Scale demand has major effect on order quantity, total cost, and carbon emissions during activity like purchase, holding set-up, manufacturing and inspection. Moreover, a bigger order size gives rise to carbon emissions but also increase the sell, so it is advisable to place larger order for a short period of time. Set-up cost and purchase cost increases manufacturing cost as well as total cost. Holding cost decreases the order quantity. A higher holding cost indicates better-quality storage condition and it increase the total cost. Hence, it is recommended that order in small lots so inventory can be handled, which is also reduce carbon emissions. As increase in carbon tax contributes to the total cost components which is unfavorably. Manufacturing cost is directly affected by demand. So proper technology should be employed.

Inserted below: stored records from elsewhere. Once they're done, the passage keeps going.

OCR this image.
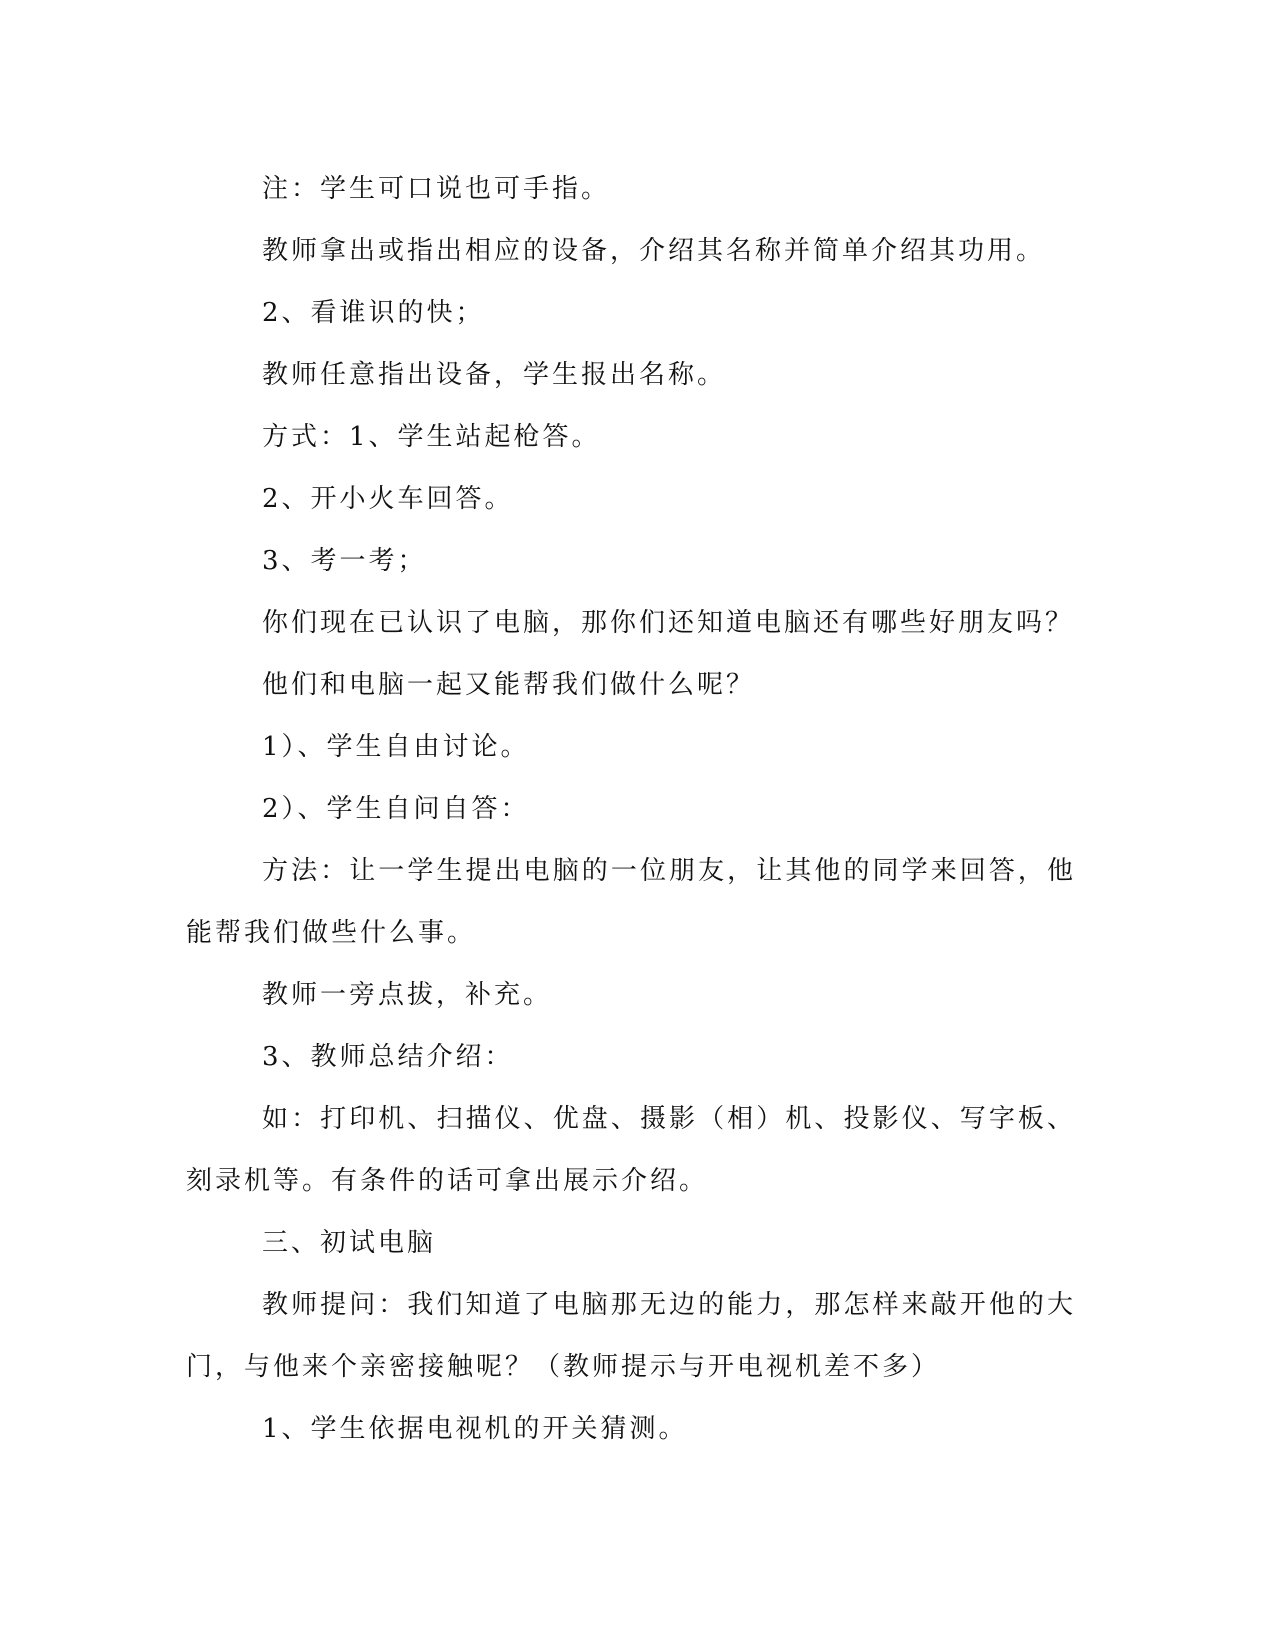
注：学生可口说也可手指。

教师拿出或指出相应的设备，介绍其名称并简单介绍其功用。

2、看谁识的快；

教师任意指出设备，学生报出名称。

方式：1、学生站起枪答。

2、开小火车回答。

3、考一考；

你们现在已认识了电脑，那你们还知道电脑还有哪些好朋友吗？

他们和电脑一起又能帮我们做什么呢？

1）、学生自由讨论。

2）、学生自问自答：

方法：让一学生提出电脑的一位朋友，让其他的同学来回答，他能帮我们做些什么事。

教师一旁点拔，补充。

3、教师总结介绍：

如：打印机、扫描仪、优盘、摄影（相）机、投影仪、写字板、刻录机等。有条件的话可拿出展示介绍。

三、初试电脑

教师提问：我们知道了电脑那无边的能力，那怎样来敲开他的大门，与他来个亲密接触呢？（教师提示与开电视机差不多）

1、学生依据电视机的开关猜测。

Rate of health warriers who did not turn up for vaccination after registration is directly increase total cost as well carbon emissions and also increase the risk of COVID-19 infection. Initial registration directly affect the manufacturing, transshipping and holding.

12 Conclusion

Attributed to the invention of COVID-19 vaccines, people around the world were offered a hope that the pandemic may come to an end soon. But the gradual relief from this said pandemic will bring back to the biggest challenge currently faced by humans which is carbon emissions. This articles shows detailed analysis of carbon emissions during manufacturing, transportation and stocking. In order to reduce carbon emissions, it can be suggested vehicles which are used in transporting are well designed, the proper technology for manufacturing can be deployed and individuals should encourage for not to skip schedule second dose of vaccine. The spoilage of vaccine during storage is not affordable as it waste raw material and needed people are not get vaccine. The model is examined analytically and graphically by minimizing the total cost. A sensitivity analysis is performed to scrutinize how each inventory parameters affects the total cost and carbon emissions cost.